Позже, когда я поделилась своим недоумением с Дорин, она воскликнула:

— Ах ты, дурочка! Он ждал, что ты ему дашь на чай.

Я спросила, сколько же ему полагалось дать, и Дорин сказала, по меньшей мере четвертак, а если чемодан был очень тяжелый, то и все тридцать пять центов. Но я прекрасно могла дотащить чемодан и сама, а позволила бою помочь себе только потому, что ему так явно этого хотелось. Мне казалось, что такого рода услуги входят в стоимость номера.

Терпеть не могу платить людям за то, что прекрасно могу сделать сама, это страшно меня нервирует.

Дорин сказала, что чаевые должны составлять десять процентов от суммы счета, но у меня как-то все время не оказывалось нужного количества мелочи, а глупо ведь протягивать человеку полдоллара со словами: «Тут вам пятнадцать центов на чай, а тридцать пять извольте, пожалуйста, вернуть».
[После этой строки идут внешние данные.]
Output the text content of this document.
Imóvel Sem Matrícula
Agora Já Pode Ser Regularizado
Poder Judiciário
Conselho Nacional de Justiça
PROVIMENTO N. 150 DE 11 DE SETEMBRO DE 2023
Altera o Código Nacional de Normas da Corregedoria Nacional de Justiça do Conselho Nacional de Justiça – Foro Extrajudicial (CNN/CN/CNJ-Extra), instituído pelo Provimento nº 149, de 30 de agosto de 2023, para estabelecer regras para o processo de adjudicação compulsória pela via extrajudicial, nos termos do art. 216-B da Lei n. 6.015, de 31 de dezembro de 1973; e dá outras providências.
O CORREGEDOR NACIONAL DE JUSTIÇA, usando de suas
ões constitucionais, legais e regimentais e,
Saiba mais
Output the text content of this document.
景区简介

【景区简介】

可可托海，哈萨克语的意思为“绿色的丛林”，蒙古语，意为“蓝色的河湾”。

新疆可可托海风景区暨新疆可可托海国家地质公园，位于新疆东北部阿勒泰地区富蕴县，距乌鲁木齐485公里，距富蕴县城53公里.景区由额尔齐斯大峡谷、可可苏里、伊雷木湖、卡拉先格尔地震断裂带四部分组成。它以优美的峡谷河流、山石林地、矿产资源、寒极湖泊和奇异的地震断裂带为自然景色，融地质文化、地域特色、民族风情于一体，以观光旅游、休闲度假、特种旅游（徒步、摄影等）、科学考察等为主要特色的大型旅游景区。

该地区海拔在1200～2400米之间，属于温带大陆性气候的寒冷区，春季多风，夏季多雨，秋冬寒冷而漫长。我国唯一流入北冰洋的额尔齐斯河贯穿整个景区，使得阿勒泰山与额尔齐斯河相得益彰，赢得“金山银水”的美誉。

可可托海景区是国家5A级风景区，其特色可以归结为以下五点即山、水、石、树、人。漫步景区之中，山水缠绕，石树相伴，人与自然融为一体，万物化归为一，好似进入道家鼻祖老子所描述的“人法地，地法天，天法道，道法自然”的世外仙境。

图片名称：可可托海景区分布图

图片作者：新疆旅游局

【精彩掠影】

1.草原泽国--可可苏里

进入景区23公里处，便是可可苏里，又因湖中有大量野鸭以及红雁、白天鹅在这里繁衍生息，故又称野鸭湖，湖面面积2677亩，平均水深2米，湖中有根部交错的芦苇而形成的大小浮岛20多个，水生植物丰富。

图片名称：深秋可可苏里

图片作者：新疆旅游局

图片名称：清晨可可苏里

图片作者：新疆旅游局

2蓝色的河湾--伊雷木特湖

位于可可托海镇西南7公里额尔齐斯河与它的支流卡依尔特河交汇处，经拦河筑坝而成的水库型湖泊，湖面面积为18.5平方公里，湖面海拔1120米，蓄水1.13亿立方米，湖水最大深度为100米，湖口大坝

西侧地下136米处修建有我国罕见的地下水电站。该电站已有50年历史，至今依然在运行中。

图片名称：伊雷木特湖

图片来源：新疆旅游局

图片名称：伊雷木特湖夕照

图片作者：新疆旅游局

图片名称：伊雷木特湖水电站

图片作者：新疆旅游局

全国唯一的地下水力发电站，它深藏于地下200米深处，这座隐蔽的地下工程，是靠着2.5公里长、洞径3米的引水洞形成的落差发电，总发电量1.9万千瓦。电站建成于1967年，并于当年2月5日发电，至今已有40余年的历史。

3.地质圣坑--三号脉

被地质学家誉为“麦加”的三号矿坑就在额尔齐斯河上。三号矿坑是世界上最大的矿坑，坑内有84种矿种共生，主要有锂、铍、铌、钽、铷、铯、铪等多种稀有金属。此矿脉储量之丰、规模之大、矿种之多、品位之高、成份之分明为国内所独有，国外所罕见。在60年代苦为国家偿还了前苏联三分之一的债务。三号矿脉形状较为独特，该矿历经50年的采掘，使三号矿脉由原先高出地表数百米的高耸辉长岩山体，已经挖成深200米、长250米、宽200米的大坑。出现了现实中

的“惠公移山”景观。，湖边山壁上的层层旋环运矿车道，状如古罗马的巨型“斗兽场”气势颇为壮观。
Впервые взяв в Нью-Йорке такси, я дала водителю на чай десять центов. На счетчике был доллар, поэтому я решила, что десять центов — это именно то, что нужно, и протянула свой гривенник таксисту с улыбкой и даже чуть разрумянившись. Но он подержал его в горсти — и все глядел на него, все глядел, словно не в силах был отвести глаз, и когда я уже вылезла из машины не без опасения, что ухитрилась сунуть ему канадский десятицентовик вместо американского, он вдруг запричитал:

— Мадам, я ведь тоже живой человек. Мне тоже есть надо! — И причитал он таким громким голосом, что я бросилась бежать. К счастью, на светофоре зажегся красный, иначе он, должно быть, погнался бы за мной на своей машине.

Когда я попросила Дорин объяснить мне, в чем состояла моя промашка, она сказала, что, должно быть, с тех пор как она в последний раз была в Нью-Йорке, правила переменились и на чай теперь следует давать пятнадцать процентов. Или так, или конкретно этот водитель оказался самым настоящим рвачом.

* * *

Я потянулась за книгой, присланной из «Женского журнала».

Когда я открыла ее, из книги выпала карточка типа почтовой открытки. На лицевой стороне ее был изображен пудель в цветастом жакетике, сидящий с грустной мордочкой на подстилке, а на внутренней стороне тот же пудель растянулся на подстилке с блаженным видом, он явно спал и видел хороший сон, а внизу шла стихотворная надпись: «Покой и сон — и малютка спасен». Она была отпечатана типографским шрифтом, а внизу кто-то приписал от руки чернилами: «Поскорей поправляйся! Твои подруги из „Женского журнала"».

Я перелистывала страницы, просматривая один рассказ за другим, пока не дошла до истории о смоковнице.

Эта смоковница росла на зеленом лугу, расположенном между домом одного еврея и католическим монастырем, и каждое утро еврей и прекрасная монахиня, одетая в черное, встречались под деревом и собирали спелые смоквы, пока однажды они не увидели, как в птичьем гнезде, устроенном на одной из веток смоковницы, лопнуло яйцо и из него вылез наружу крошечный птенчик. И пока они следили за этим, их руки переплелись, и с тех пор молодая монахиня больше никогда не приходила собирать смоквы с евреем, а вместо нее приходила уродливая кухарка, и, закончив сбор плодов, она всегда пересчитывала смоквы, чтобы еврею не досталось больше, чем ей, причем его это приводило в величайшее бешенство.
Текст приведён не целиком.